Cultural differences took some time and education as well. That year happened to be one of those rare really hot summers in Europe. Our office had a wall of windows that let in the afternoon sun, so it warmed up significantly in the afternoon. As sizzling weather is rare, there were few air conditioned offices at the time. One day at 2 o’clock in the afternoon, everyone got up and started to leave the office. OK, we were puzzled. When we asked where they were all going, we were informed, that according to Belgian law, when the temperature reached a certain level, they did not have to work, and they were all going home. We also learned that work strikes, especially in public transportation like trains and planes, could happen at the drop of a hat (often around holidays or important sports matches!), and play havoc with your business plans. Needless to say, we learned how to not sweat the things we could not control. We also learned that holidays come more often than at home, and we needed to check them out well in advance if we wanted to get any work done.
As our settling in process continued, we had a bit more time to explore our surroundings. Our first weekend out, we found ourselves having coffee outside in the Grand Place, while listening to the Brussels Jazz Festival. Taking in the historic setting with beautiful architecture, lovely music and the smells of wonderful restaurants around us, confirmed to us, that we had made the right decision to come to Brussels. We looked forward to our weekends, as Brussels was a great place to venture out from to other parts of Europe. We had a blast exploring France, Germany, the Netherlands, and Luxembourg by car. And the rest of Europe with short plane rides. The cultural experience was unsurpassable.
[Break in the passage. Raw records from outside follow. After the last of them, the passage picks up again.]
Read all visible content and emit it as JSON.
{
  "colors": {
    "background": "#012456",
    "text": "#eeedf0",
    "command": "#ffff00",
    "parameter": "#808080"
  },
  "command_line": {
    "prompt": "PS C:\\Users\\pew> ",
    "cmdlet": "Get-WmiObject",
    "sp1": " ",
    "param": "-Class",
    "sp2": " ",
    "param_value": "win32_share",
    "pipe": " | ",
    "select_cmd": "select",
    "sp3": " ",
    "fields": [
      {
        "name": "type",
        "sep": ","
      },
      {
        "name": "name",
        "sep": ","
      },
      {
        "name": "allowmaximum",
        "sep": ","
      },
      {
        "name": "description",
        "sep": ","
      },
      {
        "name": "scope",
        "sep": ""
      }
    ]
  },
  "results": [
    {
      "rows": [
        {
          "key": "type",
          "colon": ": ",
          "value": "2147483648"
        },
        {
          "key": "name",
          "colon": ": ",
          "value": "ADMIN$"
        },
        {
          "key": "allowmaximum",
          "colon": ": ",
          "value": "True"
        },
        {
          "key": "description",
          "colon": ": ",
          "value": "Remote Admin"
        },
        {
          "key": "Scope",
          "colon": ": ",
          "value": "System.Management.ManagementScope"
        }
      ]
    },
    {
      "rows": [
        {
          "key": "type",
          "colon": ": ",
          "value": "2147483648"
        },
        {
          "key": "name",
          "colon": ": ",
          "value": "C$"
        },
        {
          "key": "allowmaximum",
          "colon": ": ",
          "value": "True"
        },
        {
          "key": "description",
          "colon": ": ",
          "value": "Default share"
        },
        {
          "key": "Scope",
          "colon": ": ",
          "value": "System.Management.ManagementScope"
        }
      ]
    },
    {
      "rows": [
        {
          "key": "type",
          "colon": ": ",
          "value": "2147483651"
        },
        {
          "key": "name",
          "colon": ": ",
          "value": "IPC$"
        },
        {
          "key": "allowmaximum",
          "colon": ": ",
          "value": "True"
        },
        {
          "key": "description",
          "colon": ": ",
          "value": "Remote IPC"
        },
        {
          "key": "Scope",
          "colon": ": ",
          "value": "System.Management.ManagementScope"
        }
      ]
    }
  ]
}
And professionally, the international experience was priceless. You learn how to speak more slowly when speaking to people whose second language is English. You learn the courtesy words in each country and attempt to speak them, if you can, to show your interest in their country. As money makes the world go round, you get savvy with exchange rates, and learn how to price your products to sell. And as every distributor said to us the first time we met them, doing business in their country was different than in others. In some countries, the people were very efficient and all business, other countries required more social experiences like long dinners and lunches before business began. Sometimes you were told what you wanted to hear and found out later, what you didn’t want to hear is what really happened. All these little challenges presented the very best international education, one not duplicatable in books.
This experience took us out of our comfort zone like no other. It taught us that only in taking a leap can you hope to experience the rewards. We absolutely would do it again. And we did, in another country, the UK.